A group meeting is attended by 14 delegates. 9 of the delegates are from Atlantis and 5 of the
delegates are from Zedonia.
(a) In how many ways can the group choose 6 of the 14 delegates to form a negotiation panel?
Show work.
(b) In how many ways can the group choose 6 of the 14 delegates to form the negotiation panel,
if 3 delegates must be from Atlantis and 3 delegates must be from Zedonia? Show work.
(c) If a 6-person negotiation panel is selected at random from the 14 delegates, what is the
probability the negotiation panel consists of 3 delegates from Atlantis and 3 delegates from
Zedonia? Show work.
(a) To answer this question, we can use the concept of combinations. Since the order of selection does not matter, we need to find the number of ways to choose 6 delegates out of 14. The formula for combinations is given by:
C(n, r) = n! / (r!(n-r)!)
where n is the total number of delegates (14 in this case), and r is the number of delegates we want to choose (6 in this case).
Plugging in the values, we get:
C(14, 6) = 14! / (6!(14-6)!)
= 3003
Therefore, there are 3003 ways to choose a 6-member negotiation panel from a group of 14 delegates.
(b) In this case, we need to choose 3 delegates from Atlantis and 3 delegates from Zedonia. We can calculate this by finding the product of the number of ways to choose 3 delegates from Atlantis and 3 delegates from Zedonia.

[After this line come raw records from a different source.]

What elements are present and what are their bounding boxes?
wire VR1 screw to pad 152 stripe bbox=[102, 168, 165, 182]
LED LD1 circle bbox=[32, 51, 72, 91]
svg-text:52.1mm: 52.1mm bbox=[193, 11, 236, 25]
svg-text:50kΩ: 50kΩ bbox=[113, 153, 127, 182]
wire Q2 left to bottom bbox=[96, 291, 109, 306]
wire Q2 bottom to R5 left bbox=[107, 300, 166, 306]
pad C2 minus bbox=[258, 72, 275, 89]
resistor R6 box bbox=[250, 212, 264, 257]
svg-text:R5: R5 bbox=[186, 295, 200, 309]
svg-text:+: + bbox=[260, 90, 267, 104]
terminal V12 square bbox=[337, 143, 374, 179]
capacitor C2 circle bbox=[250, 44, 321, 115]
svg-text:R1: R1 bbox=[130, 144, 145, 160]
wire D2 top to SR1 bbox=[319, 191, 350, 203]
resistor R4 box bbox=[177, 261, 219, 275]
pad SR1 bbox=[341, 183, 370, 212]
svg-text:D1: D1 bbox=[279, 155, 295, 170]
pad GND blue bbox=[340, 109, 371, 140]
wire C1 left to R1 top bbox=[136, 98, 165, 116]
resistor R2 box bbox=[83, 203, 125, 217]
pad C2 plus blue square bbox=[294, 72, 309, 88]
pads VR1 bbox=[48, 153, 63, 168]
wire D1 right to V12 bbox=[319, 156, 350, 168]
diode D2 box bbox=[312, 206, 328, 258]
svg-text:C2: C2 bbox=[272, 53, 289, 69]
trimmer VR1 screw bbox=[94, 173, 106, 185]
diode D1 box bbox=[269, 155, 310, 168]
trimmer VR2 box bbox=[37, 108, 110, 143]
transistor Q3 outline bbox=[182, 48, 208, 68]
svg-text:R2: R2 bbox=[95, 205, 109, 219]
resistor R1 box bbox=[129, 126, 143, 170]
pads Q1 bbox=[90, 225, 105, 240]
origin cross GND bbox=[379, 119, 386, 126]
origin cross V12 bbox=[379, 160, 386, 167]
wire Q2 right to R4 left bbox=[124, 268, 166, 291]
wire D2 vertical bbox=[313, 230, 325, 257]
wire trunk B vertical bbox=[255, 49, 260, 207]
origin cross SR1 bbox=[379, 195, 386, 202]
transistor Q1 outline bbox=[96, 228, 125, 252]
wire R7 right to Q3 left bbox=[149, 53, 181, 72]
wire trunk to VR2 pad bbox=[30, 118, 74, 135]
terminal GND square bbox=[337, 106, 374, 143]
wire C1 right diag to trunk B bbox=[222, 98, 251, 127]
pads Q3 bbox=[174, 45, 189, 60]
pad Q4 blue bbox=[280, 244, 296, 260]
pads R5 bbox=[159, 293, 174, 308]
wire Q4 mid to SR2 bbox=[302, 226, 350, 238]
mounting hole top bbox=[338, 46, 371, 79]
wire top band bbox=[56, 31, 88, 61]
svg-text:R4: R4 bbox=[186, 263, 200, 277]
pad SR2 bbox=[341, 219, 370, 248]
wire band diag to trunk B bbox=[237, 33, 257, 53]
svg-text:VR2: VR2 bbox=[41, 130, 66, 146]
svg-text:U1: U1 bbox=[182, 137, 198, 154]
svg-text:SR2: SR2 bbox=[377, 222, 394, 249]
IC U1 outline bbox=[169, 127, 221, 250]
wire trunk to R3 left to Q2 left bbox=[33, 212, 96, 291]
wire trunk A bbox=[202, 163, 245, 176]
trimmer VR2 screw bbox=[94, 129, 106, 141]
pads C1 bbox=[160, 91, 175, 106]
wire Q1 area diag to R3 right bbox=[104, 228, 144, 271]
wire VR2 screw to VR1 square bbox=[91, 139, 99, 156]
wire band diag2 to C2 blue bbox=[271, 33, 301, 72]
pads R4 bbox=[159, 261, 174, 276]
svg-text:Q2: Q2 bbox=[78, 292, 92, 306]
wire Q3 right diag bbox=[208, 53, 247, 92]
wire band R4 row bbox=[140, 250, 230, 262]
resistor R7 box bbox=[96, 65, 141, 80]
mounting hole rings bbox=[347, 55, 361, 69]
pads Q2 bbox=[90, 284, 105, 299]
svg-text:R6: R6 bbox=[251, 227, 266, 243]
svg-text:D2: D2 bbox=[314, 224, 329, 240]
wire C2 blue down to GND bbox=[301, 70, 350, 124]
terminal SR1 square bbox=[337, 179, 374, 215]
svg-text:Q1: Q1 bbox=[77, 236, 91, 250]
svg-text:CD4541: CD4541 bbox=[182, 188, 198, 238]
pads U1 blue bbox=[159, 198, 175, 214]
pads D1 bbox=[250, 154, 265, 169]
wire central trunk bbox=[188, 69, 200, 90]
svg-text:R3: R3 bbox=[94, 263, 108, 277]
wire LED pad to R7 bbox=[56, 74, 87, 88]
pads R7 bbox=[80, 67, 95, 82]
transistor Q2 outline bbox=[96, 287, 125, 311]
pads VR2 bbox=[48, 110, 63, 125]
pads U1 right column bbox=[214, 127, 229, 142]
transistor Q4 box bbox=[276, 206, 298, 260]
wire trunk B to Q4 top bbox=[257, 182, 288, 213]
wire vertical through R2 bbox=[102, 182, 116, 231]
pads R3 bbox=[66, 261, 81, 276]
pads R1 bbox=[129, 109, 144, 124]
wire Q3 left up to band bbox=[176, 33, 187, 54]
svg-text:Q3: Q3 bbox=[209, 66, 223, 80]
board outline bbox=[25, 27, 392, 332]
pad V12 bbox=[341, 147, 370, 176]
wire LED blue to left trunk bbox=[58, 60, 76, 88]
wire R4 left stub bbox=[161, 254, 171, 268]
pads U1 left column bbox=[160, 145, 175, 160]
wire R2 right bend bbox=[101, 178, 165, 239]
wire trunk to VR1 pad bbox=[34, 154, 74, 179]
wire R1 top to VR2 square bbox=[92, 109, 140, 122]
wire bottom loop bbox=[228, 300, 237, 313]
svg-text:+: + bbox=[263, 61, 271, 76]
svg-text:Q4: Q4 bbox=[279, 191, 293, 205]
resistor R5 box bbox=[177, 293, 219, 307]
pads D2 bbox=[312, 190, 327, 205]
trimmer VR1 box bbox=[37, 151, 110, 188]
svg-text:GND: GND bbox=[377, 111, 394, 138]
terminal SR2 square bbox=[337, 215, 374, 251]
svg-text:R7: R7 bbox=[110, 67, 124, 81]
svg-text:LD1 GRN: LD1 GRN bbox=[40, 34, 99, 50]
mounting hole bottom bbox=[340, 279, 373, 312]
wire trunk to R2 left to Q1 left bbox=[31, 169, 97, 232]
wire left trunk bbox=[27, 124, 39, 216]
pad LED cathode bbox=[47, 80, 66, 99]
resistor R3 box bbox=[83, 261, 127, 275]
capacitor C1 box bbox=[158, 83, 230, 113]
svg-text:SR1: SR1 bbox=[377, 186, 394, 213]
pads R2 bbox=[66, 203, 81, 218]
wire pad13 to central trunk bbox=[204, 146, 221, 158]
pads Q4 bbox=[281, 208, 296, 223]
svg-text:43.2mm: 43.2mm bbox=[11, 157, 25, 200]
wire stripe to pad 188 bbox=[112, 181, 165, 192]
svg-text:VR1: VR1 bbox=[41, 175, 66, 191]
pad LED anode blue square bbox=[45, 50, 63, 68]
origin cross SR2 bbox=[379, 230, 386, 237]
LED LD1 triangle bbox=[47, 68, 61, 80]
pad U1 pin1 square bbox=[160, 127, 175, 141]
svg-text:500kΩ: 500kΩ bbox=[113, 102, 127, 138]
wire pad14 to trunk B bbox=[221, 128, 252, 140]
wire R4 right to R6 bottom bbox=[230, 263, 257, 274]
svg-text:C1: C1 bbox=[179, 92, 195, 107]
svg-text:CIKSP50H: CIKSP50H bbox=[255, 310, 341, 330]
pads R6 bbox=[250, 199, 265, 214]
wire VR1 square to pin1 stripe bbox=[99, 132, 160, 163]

The number of ways to choose 3 delegates from Atlantis can be calculated using combinations:
C(9, 3) = 9! / (3!(9-3)!)
= 84
Similarly, the number of ways to choose 3 delegates from Zedonia can be calculated using combinations:
C(5, 3) = 5! / (3!(5-3)!)
= 10
To get the total number of ways, we multiply the two results:
Total number of ways = C(9, 3) * C(5, 3)
= 84 * 10
= 840
Therefore, there are 840 ways to choose a 6-member negotiation panel with 3 delegates from Atlantis and 3 delegates from Zedonia.
(c) To calculate the probability, we need to find the number of favorable outcomes (selecting 3 delegates from Atlantis and 3 delegates from Zedonia) and divide it by the total number of possible outcomes.
The number of ways to choose 3 delegates from Atlantis can be calculated using combinations:
C(9, 3) = 9! / (3!(9-3)!)
= 84
Similarly, the number of ways to choose 3 delegates from Zedonia can be calculated using combinations:
C(5, 3) = 5! / (3!(5-3)!)
= 10
To get the total number of possible outcomes, we use the result from part (a):
Total number of possible outcomes = C(14, 6)
= 3003
Therefore, the probability is:
Probability = (Number of favorable outcomes) / (Total number of possible outcomes)
= (C(9, 3) * C(5, 3)) / C(14, 6)
= (84 * 10) / 3003
= 840 / 3003
≈ 0.2794
Therefore, the probability that a 6-person negotiation panel consists of 3 delegates from Atlantis and 3 delegates from Zedonia is approximately 0.2794.